Travis followed the man out of the workshop and out into Rest Area. The sun had just finished passing over the mountains, but there was still enough gray light to see the path down to the road. The other children were running up to the barn, barely paying them attention since its doors were open to them for the first time. Travis didn’t watch them sprint past him. He was too focused on the Rest Area he was seeing for the first time. Trees without leaves. Ground mostly without grass, and the grass that was there looked sick. A garden without flowers.

To his right, a pair of old and dirty clippers lay forgotten in a holding bin of crumbling, dead weeds where he thought he’d emptied healthy plant clippings not long before.

This was the world -- the real world.

The closer to the tunnel they walked, the more lightheaded Travis felt.
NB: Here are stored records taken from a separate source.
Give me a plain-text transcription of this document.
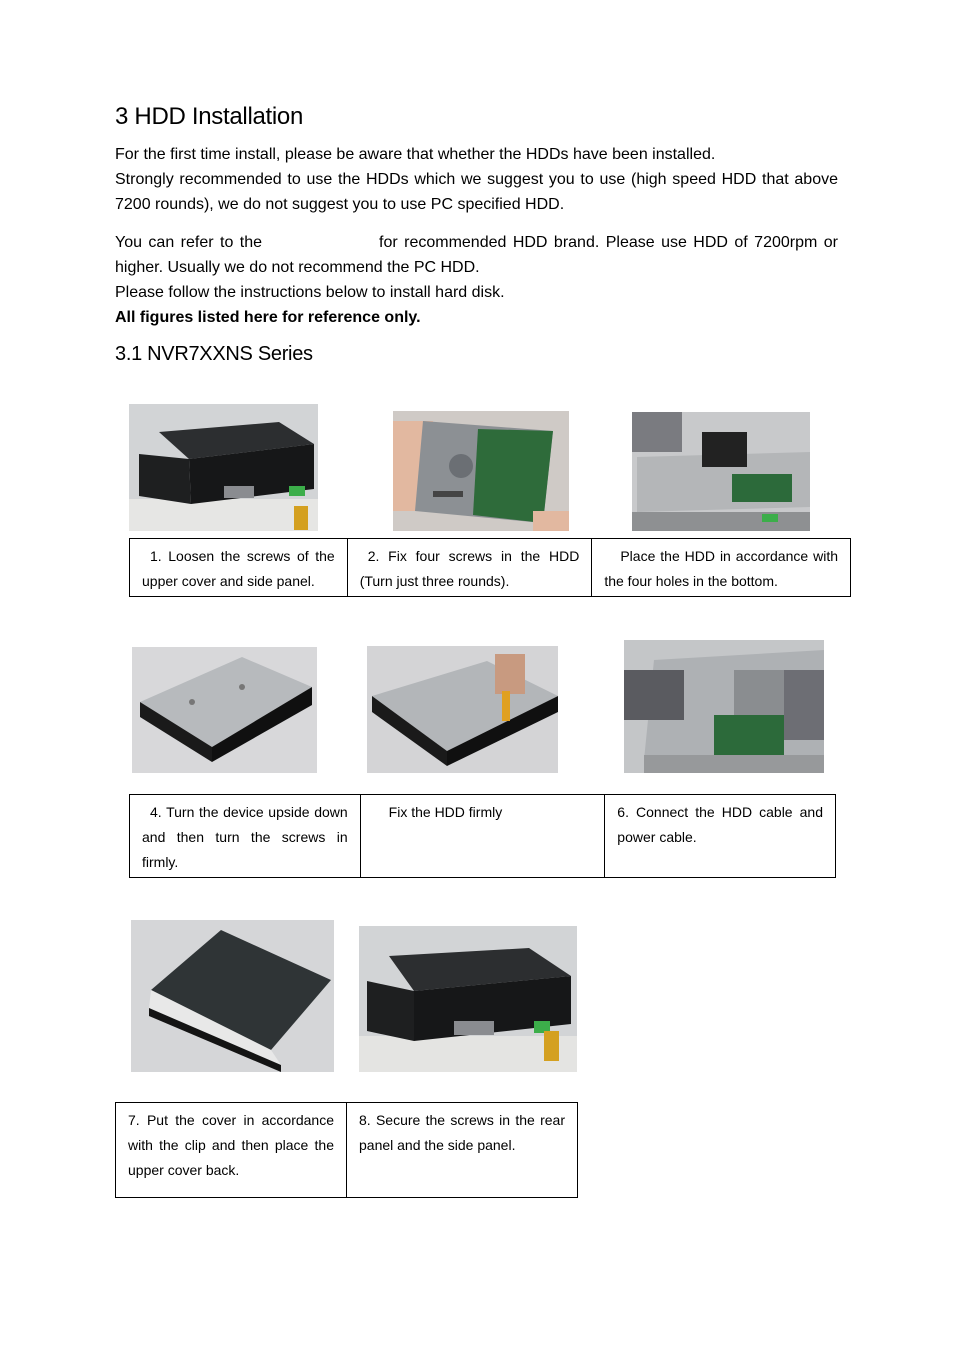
3 HDD Installation

For the first time install, please be aware that whether the HDDs have been installed.

Strongly recommended to use the HDDs which we suggest you to use (high speed HDD that above 7200 rounds), we do not suggest you to use PC specified HDD.

You can refer to the	for recommended HDD brand. Please use HDD of 7200rpm or higher. Usually we do not recommend the PC HDD.

Please follow the instructions below to install hard disk.

All figures listed here for reference only.

3.1 NVR7XXNS Series
1. Loosen the screws of the upper cover and side panel.	2. Fix four screws in the HDD (Turn just three rounds).	Place the HDD in accordance with the four holes in the bottom.
4. Turn the device upside down and then turn the screws in firmly.	Fix the HDD firmly	6. Connect the HDD cable and power cable.
7. Put the cover in accordance with the clip and then place the upper cover back.	8. Secure the screws in the rear panel and the side panel.
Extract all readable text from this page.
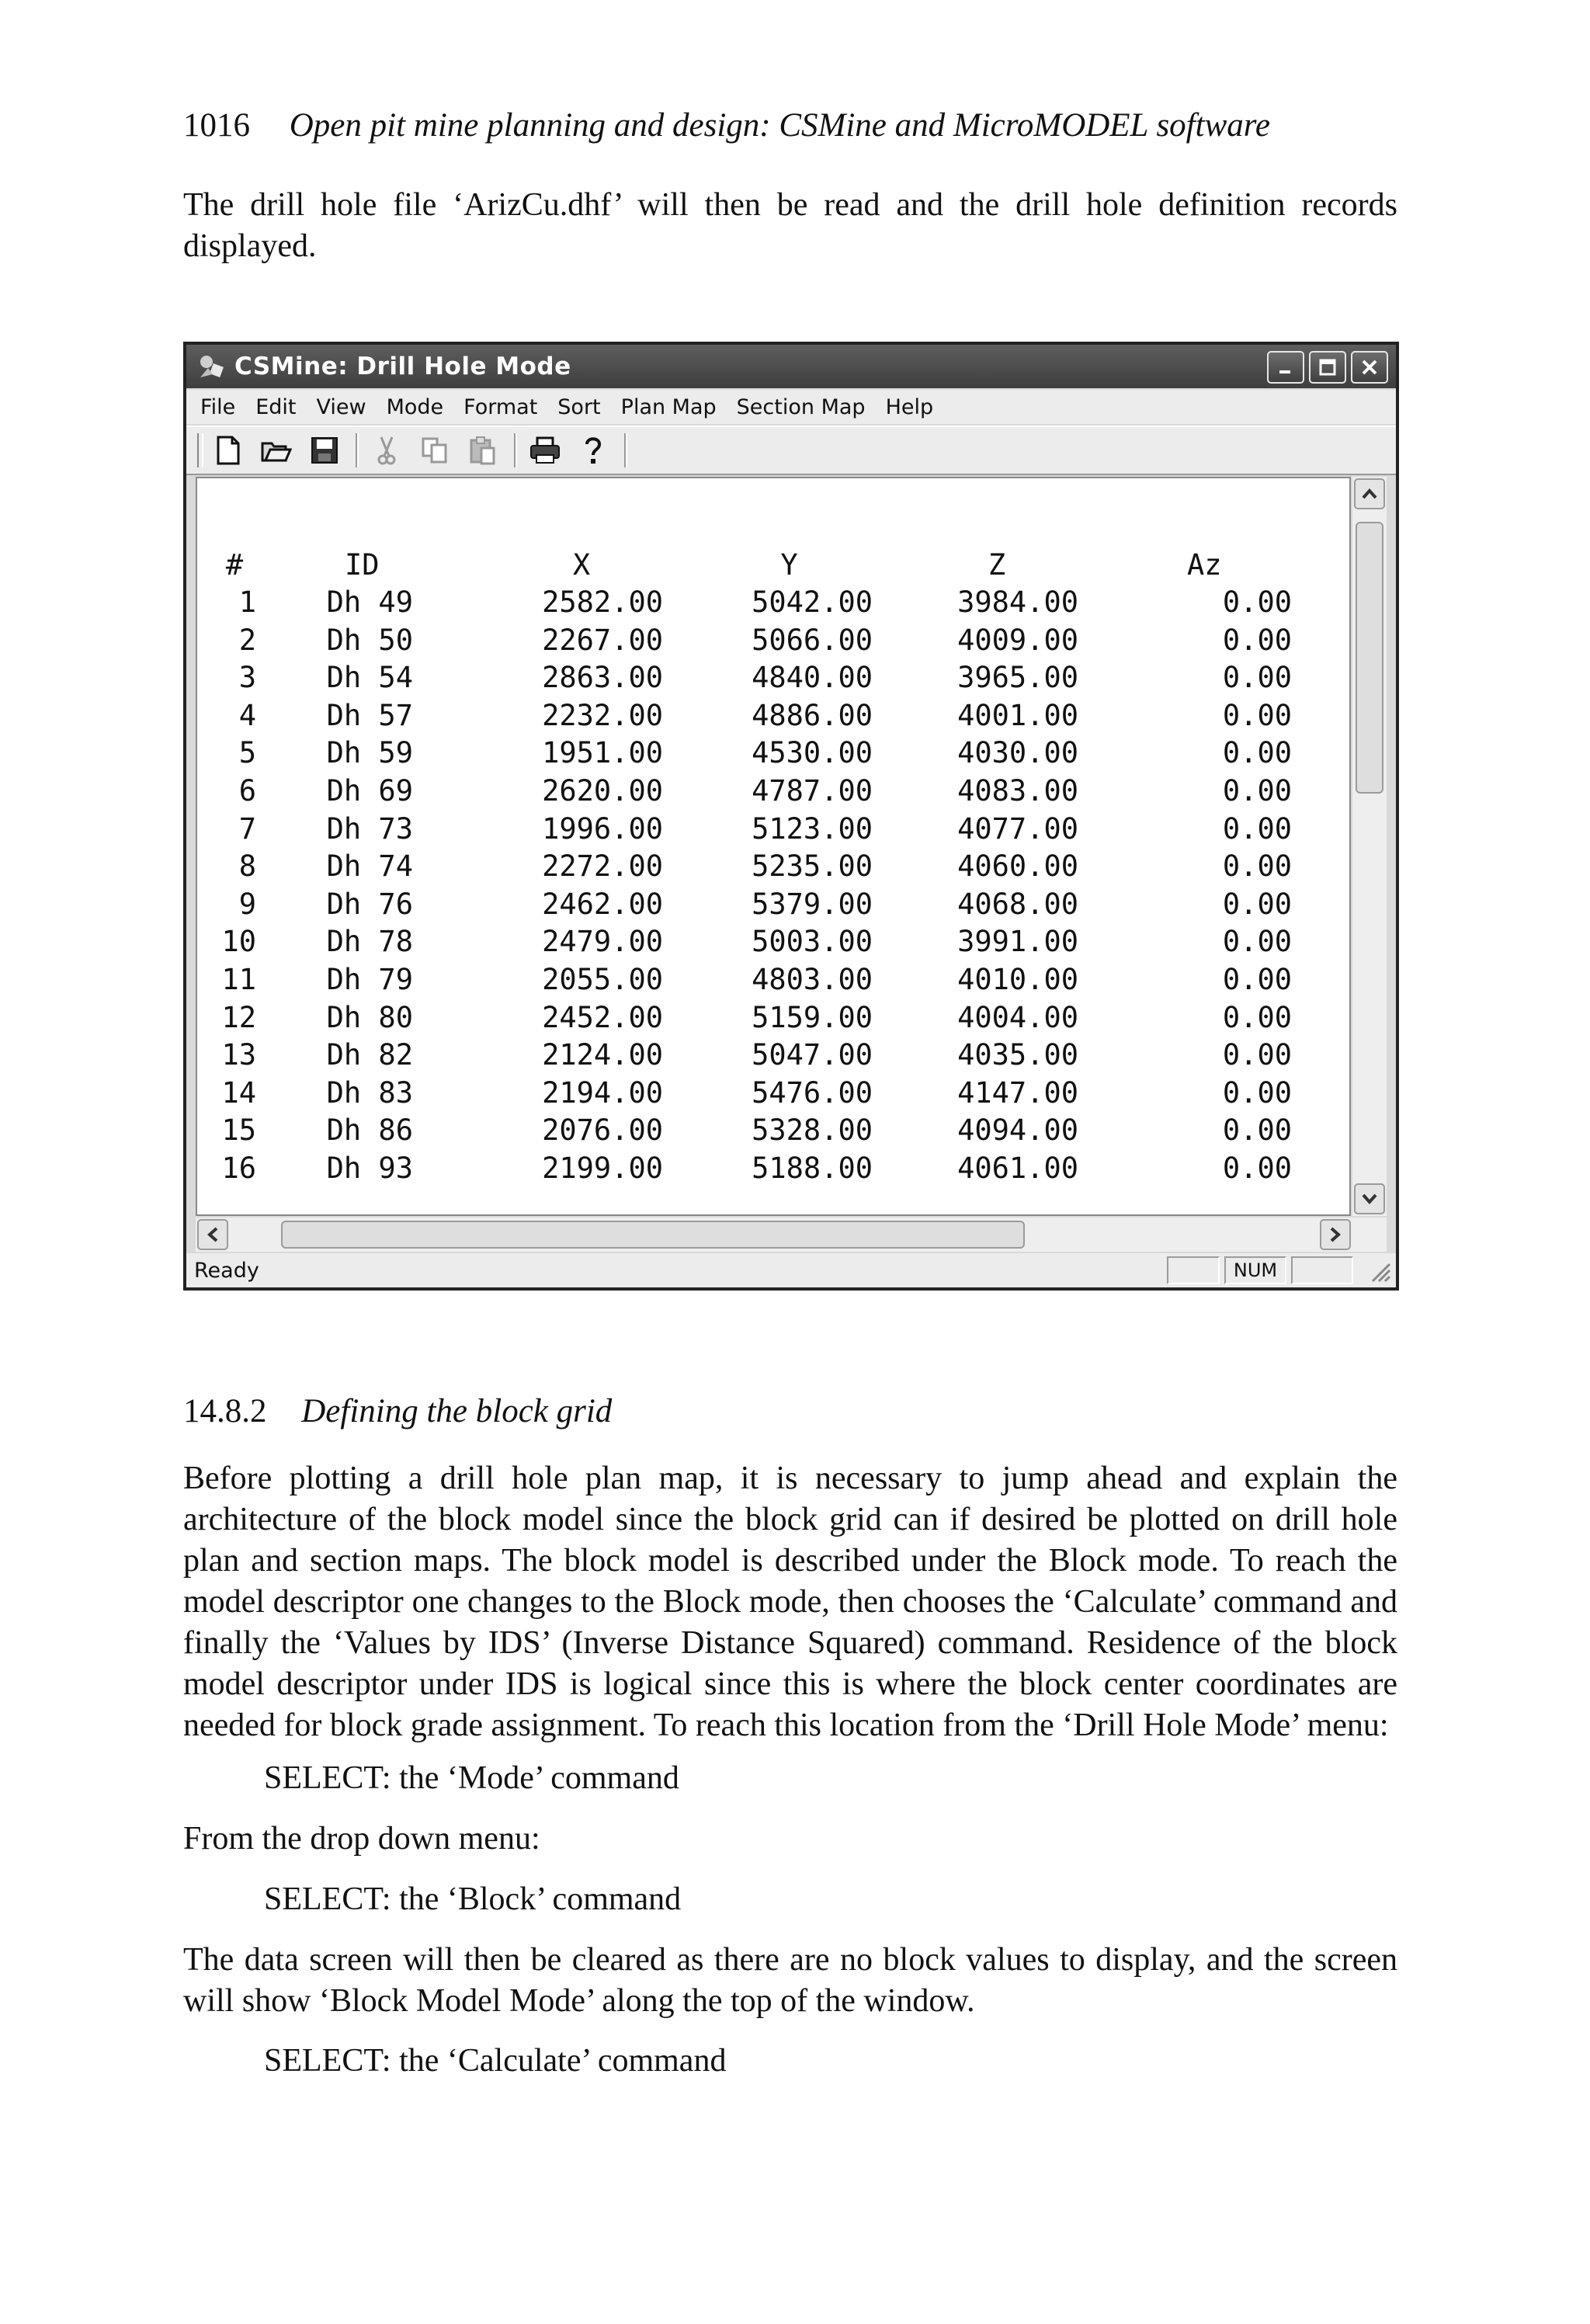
1016 Open pit mine planning and design: CSMine and MicroMODEL software
The drill hole file ‘ArizCu.dhf’ will then be read and the drill hole definition records displayed.
CSMine: Drill Hole Mode
File Edit View Mode Format Sort Plan Map Section Map Help
#	ID	X	Y	Z	Az
1	Dh 49	2582.00	5042.00	3984.00	0.00
2	Dh 50	2267.00	5066.00	4009.00	0.00
3	Dh 54	2863.00	4840.00	3965.00	0.00
4	Dh 57	2232.00	4886.00	4001.00	0.00
5	Dh 59	1951.00	4530.00	4030.00	0.00
6	Dh 69	2620.00	4787.00	4083.00	0.00
7	Dh 73	1996.00	5123.00	4077.00	0.00
8	Dh 74	2272.00	5235.00	4060.00	0.00
9	Dh 76	2462.00	5379.00	4068.00	0.00
10	Dh 78	2479.00	5003.00	3991.00	0.00
11	Dh 79	2055.00	4803.00	4010.00	0.00
12	Dh 80	2452.00	5159.00	4004.00	0.00
13	Dh 82	2124.00	5047.00	4035.00	0.00
14	Dh 83	2194.00	5476.00	4147.00	0.00
15	Dh 86	2076.00	5328.00	4094.00	0.00
16	Dh 93	2199.00	5188.00	4061.00	0.00
Ready	NUM
14.8.2 Defining the block grid
Before plotting a drill hole plan map, it is necessary to jump ahead and explain the architecture of the block model since the block grid can if desired be plotted on drill hole plan and section maps. The block model is described under the Block mode. To reach the model descriptor one changes to the Block mode, then chooses the ‘Calculate’ command and finally the ‘Values by IDS’ (Inverse Distance Squared) command. Residence of the block model descriptor under IDS is logical since this is where the block center coordinates are needed for block grade assignment. To reach this location from the ‘Drill Hole Mode’ menu:
SELECT: the ‘Mode’ command
From the drop down menu:
SELECT: the ‘Block’ command
The data screen will then be cleared as there are no block values to display, and the screen will show ‘Block Model Mode’ along the top of the window.
SELECT: the ‘Calculate’ command
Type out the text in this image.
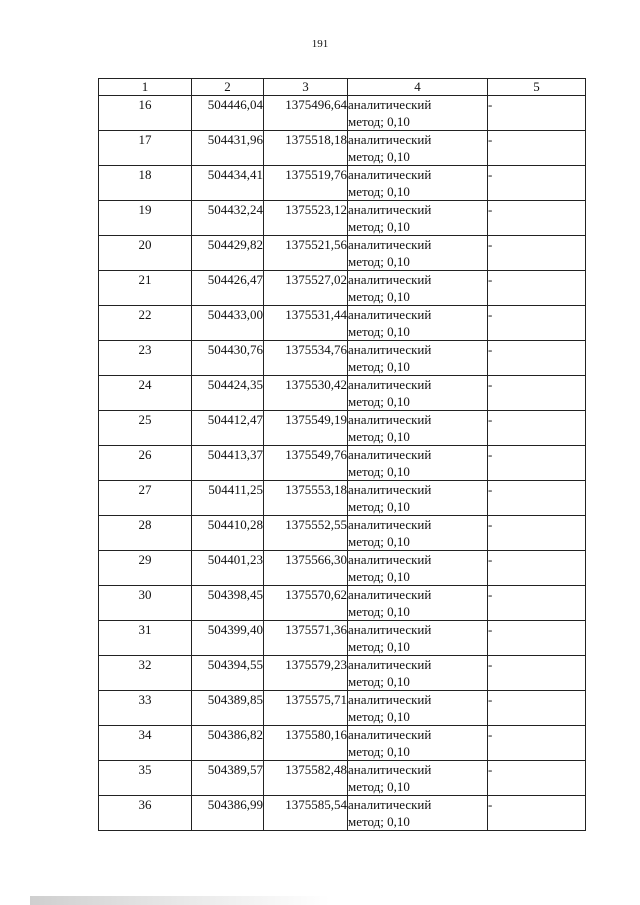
191
1	2	3	4	5
16	504446,04	1375496,64	аналитический
метод; 0,10	-
17	504431,96	1375518,18	аналитический
метод; 0,10	-
18	504434,41	1375519,76	аналитический
метод; 0,10	-
19	504432,24	1375523,12	аналитический
метод; 0,10	-
20	504429,82	1375521,56	аналитический
метод; 0,10	-
21	504426,47	1375527,02	аналитический
метод; 0,10	-
22	504433,00	1375531,44	аналитический
метод; 0,10	-
23	504430,76	1375534,76	аналитический
метод; 0,10	-
24	504424,35	1375530,42	аналитический
метод; 0,10	-
25	504412,47	1375549,19	аналитический
метод; 0,10	-
26	504413,37	1375549,76	аналитический
метод; 0,10	-
27	504411,25	1375553,18	аналитический
метод; 0,10	-
28	504410,28	1375552,55	аналитический
метод; 0,10	-
29	504401,23	1375566,30	аналитический
метод; 0,10	-
30	504398,45	1375570,62	аналитический
метод; 0,10	-
31	504399,40	1375571,36	аналитический
метод; 0,10	-
32	504394,55	1375579,23	аналитический
метод; 0,10	-
33	504389,85	1375575,71	аналитический
метод; 0,10	-
34	504386,82	1375580,16	аналитический
метод; 0,10	-
35	504389,57	1375582,48	аналитический
метод; 0,10	-
36	504386,99	1375585,54	аналитический
метод; 0,10	-
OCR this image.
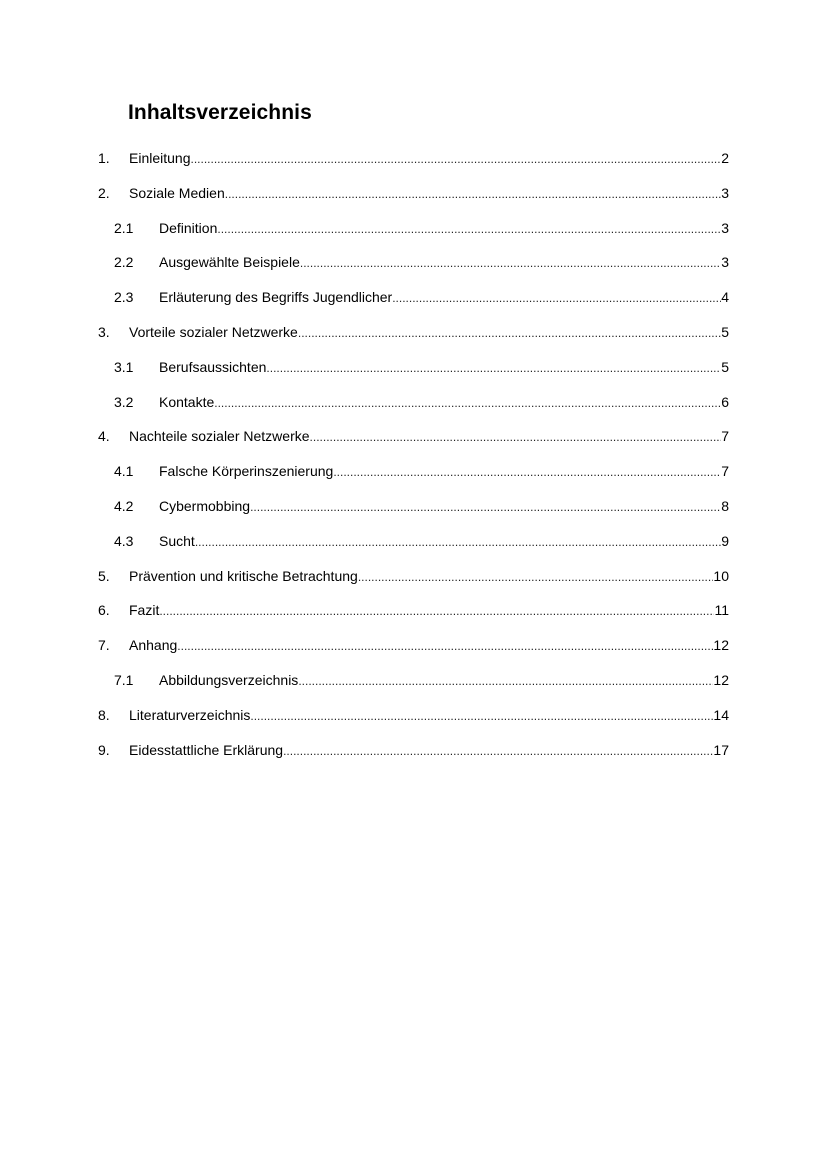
Inhaltsverzeichnis
1. Einleitung .....	2
2. Soziale Medien .....	3
2.1 Definition .....	3
2.2 Ausgewählte Beispiele .....	3
2.3 Erläuterung des Begriffs Jugendlicher .....	4
3. Vorteile sozialer Netzwerke .....	5
3.1 Berufsaussichten .....	5
3.2 Kontakte .....	6
4. Nachteile sozialer Netzwerke .....	7
4.1 Falsche Körperinszenierung .....	7
4.2 Cybermobbing .....	8
4.3 Sucht .....	9
5. Prävention und kritische Betrachtung .....	10
6. Fazit .....	11
7. Anhang .....	12
7.1 Abbildungsverzeichnis .....	12
8. Literaturverzeichnis .....	14
9. Eidesstattliche Erklärung .....	17
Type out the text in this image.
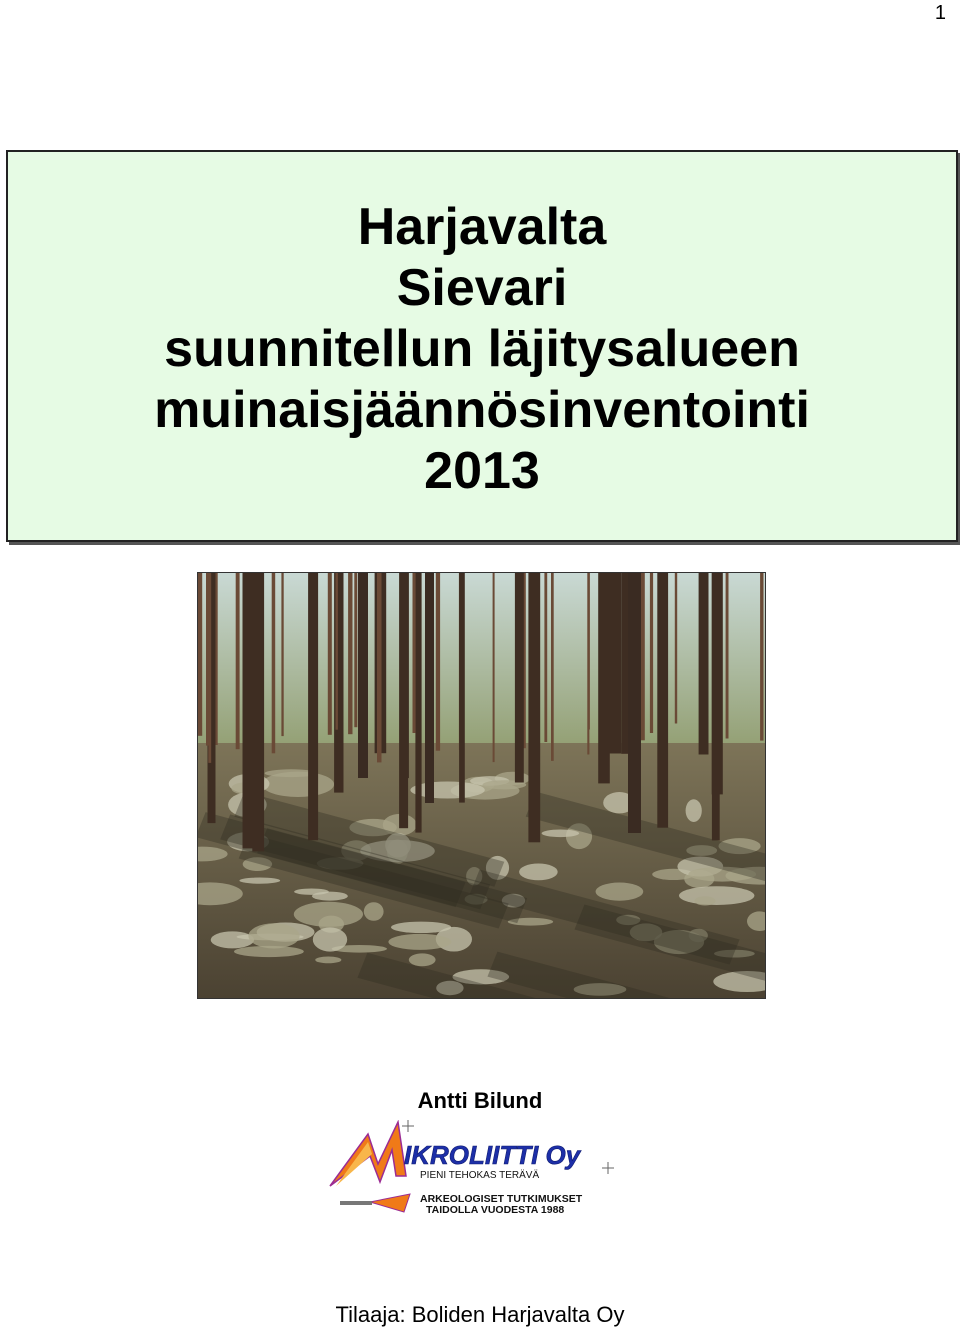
1
Harjavalta
Sievari
suunnitellun läjitysalueen
muinaisjäännösinventointi
2013
Antti Bilund
IKROLIITTI Oy
PIENI TEHOKAS TERÄVÄ
ARKEOLOGISET TUTKIMUKSET
TAIDOLLA VUODESTA 1988
Tilaaja: Boliden Harjavalta Oy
At some point, he felt himself sink to the ground before being picked up and carried. Darkness filled the corner of his vision like it did when he pushed himself to get closer to the tunnel. His entire life, he’d hated that darkness because of what it prevented him from seeing.

Now, he let it take him. He knew that very soon, he would open his eyes again, his real eyes, and see an entire world he’d never seen before.

The newcomer carried Travis into the tunnel.

Travis exhaled a breath he'd been holding, slowly and steadily, and fewer than ten steps later, everything went black.